Friday, 20 July 2018

As I lay me down to sleep...

 The Persistence of Memory, 1931.
Salvador Dali
I thought I had found the best way to rejuvenate myself after immersing myself deep into my studies during those long days of uncertainty before the public examinations. I would engage in short slumber breaks. Just as I would feel slowly being dragged into sleep, I would suddenly smack myself awake. I would curse myself for sleeping too long only to realise that I had hardly slept. I would, however, be feeling quite fresh by then and would abandon my plans to snooze. These short power naps were a game changer.
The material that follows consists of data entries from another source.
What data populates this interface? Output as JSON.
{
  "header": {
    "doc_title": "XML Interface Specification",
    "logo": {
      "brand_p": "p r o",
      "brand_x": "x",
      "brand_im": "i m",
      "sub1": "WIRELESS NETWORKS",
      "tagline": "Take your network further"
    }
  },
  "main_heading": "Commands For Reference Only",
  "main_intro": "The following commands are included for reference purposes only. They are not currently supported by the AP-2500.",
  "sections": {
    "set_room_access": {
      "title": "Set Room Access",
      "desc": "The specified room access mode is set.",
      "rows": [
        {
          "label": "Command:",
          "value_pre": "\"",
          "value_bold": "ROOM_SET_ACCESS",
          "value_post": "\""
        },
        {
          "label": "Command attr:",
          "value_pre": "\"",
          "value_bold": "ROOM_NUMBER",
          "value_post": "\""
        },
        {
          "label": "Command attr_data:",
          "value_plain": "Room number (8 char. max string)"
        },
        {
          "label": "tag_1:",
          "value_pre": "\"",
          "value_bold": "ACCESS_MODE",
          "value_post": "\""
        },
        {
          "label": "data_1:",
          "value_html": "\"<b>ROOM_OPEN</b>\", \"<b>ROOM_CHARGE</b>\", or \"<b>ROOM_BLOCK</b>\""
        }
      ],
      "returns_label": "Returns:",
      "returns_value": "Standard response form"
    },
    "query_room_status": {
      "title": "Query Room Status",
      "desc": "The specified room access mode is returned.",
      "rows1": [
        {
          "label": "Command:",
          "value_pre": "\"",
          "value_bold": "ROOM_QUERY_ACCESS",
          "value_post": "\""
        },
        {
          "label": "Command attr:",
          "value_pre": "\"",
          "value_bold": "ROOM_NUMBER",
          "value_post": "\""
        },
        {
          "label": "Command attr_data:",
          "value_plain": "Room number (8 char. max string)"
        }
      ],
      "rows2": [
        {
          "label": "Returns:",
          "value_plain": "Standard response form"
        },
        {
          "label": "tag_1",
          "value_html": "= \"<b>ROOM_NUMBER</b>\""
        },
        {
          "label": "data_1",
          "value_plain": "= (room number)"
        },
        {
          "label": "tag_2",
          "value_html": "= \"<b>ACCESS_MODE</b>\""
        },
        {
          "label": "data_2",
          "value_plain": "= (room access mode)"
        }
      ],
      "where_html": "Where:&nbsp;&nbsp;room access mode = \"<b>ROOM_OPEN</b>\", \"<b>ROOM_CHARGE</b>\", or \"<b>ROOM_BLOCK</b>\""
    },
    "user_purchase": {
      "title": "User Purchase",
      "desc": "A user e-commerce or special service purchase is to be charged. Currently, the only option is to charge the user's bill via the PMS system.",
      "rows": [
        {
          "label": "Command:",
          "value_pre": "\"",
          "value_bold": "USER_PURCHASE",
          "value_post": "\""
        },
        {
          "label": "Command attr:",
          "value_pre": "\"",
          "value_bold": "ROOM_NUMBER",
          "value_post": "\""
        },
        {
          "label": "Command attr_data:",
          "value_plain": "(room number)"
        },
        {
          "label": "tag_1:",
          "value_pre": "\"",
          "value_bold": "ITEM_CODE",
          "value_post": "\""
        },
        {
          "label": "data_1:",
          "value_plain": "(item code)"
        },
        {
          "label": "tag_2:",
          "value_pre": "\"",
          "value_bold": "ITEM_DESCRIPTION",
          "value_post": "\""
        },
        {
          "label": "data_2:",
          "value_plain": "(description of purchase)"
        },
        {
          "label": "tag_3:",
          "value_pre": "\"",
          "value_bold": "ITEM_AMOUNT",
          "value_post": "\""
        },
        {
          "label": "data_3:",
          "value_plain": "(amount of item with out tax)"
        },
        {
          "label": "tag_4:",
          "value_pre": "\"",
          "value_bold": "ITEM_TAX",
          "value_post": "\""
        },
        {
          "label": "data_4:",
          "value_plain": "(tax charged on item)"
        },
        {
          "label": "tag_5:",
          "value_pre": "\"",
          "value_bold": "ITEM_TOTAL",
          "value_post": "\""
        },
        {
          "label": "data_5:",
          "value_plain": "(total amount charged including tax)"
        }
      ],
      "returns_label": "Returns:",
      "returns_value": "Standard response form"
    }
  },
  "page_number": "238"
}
They managed to fuel me to sail through all those trying times.

I later came to learn is that that state was known as the hypnagogic state of sleep as we transit between wakefulness to sleep. And it was a normal phase of sleeping. 


Then one day, a friend who in his own mind thinks he is an interpreter of dreams ala-Freud, tried to analyse that sensation that I felt as the mind's indicator that it is in a constant state of fear; afraid of being left behind and dropping out in the race of life. Metaphorically, the mind screams of me of being an over-achiever, living in a constant fear of losing out! But then, it is no dream at all. I have not reached REM sleep yet.

Now, researchers are saying that the hypnagogic state is a time of creativity and possibly a time of problem-solving. Painter Salvador Dali used to use sleep holding keys so that it would drop as he was in hypnagogia to paint his creations. Thomas Edison held ball-bearing to that same effect.

Throughout history, people have had said to have undergone multiple experiences, hallucinations, premonitions and even prophesies during this phenomena. Scientists have described hypnagogia as involving a ‘loosening of ego boundaries', openness, sensitivity, ‘ heightened suggestibility, and a ‘fluid association of ideas'. The 'Dreamcatcher' project is aimed at tapping its full potential.